Der Muskelaufbau – Alles was Sie wissen müssen

Wer Muskeln aufbauen möchte, sollte nicht nur einfach trainieren gehen, sondern sich zunächst ein gewisses Hintergrundwissen aneignen, um den eigenen Körper besser verstehen zu können. Das wichtigste Merkmal für den Aufbau von Muskulatur ist die Zusammensetzung der einzelnen Muskelfasern. Grundsätzlich unterscheidet man die weißen (viel Kraft, schnelle Ermüdung) und roten Muskelfasern (weniger Kraft, langsame Ermüdung).

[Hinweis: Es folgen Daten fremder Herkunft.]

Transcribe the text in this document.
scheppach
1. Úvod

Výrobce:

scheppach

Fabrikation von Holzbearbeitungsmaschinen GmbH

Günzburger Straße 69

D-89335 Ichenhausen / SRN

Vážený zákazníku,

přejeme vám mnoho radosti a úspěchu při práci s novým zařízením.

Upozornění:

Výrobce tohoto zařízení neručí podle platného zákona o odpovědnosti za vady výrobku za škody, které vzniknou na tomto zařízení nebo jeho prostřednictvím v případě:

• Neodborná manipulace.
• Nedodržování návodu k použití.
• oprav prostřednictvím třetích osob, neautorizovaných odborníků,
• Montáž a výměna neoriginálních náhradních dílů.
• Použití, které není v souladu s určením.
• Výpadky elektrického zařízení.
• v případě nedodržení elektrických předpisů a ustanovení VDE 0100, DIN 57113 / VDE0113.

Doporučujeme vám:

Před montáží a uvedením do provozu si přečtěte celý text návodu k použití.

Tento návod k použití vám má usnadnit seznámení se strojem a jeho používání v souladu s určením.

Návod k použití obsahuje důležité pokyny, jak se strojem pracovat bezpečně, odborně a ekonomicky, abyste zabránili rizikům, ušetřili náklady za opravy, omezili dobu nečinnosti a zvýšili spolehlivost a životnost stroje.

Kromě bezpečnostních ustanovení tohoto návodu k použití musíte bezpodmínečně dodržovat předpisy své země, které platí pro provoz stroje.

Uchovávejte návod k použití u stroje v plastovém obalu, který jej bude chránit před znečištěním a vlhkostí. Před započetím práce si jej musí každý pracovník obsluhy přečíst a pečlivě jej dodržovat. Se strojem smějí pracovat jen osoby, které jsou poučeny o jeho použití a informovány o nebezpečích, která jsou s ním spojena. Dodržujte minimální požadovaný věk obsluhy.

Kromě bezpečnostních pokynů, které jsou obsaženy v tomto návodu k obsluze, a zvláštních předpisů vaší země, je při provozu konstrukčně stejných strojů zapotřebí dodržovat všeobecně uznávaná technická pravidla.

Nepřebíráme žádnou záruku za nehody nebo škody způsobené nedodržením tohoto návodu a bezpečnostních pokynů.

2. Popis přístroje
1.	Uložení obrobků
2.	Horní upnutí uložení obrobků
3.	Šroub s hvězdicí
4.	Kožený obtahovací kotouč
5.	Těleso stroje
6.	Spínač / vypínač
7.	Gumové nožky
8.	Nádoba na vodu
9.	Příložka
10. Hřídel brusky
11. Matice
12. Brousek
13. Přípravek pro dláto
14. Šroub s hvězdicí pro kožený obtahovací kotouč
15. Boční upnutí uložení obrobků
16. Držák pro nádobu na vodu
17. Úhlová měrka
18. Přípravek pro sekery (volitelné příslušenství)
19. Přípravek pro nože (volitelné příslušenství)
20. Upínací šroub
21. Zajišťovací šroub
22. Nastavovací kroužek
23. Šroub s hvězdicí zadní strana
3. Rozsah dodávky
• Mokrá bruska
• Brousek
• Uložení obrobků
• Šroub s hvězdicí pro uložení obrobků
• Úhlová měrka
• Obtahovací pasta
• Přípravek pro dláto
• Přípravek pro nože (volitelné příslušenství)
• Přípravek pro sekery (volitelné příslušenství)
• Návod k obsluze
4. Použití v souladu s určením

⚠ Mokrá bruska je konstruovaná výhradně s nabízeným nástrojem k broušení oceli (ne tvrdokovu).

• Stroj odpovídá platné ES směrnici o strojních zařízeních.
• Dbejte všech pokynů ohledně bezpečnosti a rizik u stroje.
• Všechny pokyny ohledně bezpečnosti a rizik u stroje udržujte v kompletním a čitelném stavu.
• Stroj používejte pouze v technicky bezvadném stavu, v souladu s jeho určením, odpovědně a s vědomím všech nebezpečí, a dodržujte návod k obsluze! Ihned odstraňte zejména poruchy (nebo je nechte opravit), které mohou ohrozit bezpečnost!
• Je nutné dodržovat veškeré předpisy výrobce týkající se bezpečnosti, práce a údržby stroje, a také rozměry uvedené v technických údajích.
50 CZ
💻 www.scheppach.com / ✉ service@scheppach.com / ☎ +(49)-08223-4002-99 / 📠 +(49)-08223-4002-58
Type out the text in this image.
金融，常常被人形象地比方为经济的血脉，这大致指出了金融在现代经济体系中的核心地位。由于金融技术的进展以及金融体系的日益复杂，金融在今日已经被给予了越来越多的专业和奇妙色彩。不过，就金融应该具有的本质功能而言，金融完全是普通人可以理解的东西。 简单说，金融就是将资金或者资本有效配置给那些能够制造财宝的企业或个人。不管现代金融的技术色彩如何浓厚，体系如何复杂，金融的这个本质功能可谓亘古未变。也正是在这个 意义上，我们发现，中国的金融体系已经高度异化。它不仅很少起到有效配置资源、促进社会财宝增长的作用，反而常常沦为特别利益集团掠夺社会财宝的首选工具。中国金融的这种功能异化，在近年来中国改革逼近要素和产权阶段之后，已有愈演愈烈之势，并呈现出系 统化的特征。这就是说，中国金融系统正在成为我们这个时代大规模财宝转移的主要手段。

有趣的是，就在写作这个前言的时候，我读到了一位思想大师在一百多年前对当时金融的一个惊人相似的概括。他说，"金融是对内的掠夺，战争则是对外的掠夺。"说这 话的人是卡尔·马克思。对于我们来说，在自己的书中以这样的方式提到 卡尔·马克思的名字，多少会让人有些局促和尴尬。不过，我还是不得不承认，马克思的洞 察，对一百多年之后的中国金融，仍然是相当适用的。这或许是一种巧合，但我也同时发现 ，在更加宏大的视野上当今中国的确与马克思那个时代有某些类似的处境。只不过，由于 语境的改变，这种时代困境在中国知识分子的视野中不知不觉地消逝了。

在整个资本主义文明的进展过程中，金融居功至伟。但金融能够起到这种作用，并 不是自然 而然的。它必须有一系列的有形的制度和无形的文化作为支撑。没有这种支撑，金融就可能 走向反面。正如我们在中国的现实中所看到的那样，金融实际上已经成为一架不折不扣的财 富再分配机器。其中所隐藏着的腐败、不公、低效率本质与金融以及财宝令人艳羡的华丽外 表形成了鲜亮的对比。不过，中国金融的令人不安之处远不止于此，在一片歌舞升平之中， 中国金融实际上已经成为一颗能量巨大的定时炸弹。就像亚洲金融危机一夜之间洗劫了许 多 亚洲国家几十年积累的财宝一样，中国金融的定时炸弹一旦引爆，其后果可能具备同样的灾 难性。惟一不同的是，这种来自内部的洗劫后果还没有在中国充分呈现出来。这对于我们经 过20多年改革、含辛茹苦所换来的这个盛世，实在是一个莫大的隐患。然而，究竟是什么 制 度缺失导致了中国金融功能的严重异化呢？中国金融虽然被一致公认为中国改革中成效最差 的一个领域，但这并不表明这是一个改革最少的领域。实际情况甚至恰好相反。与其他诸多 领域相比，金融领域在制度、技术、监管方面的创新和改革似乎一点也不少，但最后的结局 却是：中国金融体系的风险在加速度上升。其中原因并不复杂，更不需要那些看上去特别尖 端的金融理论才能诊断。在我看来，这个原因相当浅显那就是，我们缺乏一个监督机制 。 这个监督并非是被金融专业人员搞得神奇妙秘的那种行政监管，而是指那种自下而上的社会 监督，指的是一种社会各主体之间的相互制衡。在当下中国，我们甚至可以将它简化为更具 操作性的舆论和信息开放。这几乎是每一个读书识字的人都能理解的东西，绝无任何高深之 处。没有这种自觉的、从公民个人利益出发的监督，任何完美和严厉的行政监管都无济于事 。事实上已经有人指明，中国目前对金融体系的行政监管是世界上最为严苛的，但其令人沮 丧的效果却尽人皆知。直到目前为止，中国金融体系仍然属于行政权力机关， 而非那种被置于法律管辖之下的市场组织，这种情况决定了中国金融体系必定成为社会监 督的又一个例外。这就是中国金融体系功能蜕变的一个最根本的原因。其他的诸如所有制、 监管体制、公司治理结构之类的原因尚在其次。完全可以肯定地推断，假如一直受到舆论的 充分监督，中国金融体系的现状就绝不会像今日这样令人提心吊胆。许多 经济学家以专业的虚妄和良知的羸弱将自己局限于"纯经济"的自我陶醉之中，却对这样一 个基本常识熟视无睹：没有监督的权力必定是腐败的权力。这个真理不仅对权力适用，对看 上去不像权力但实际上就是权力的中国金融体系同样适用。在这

Zu den weißen Muskelfasern zählen beispielsweise die Beine, der Trizeps und die Brust, wohingegen den roten Muskelfasern der Bauch und die Nackenmuskulatur zugesprochen wird. Das Verhältnis dieser beiden Muskelfaserarten ist genetisch festgelegt, jedoch ist es auch möglich, dass sich durch Ausdauertraining weiße in rote Fasern umwandeln. Ein gutes Beispiel für rote Fasern ist der Bauch: Hier ist zwar nicht sehr viel Kraft auf einen Schlag vorhanden, jedoch ist die Muskulatur auch wieder schneller belastbar als z.B. die Brust. Der Körper ist beim Krafttraining sehr anpassungsfähig.

Wie entstehen Muskeln?

Wer ins Fitnessstudio geht und bis zur vollen Erschöpfung trainiert, sodass wirklich keine weitere Wiederholung mehr möglich ist, setzt seinem Körper ein Signal, woraufhin dieser merkt, dass ihm eine gewisse Kraft fehlt. Natürlich reagiert dieser dann auf den Kraftmangel und verstärkt somit die Muskulatur, was wiederum dazu führt, dass Muskelmasse aufgebaut wird. Demnach ist ein extremes Training mit einer entsprechenden körperlichen Anpassung verbunden.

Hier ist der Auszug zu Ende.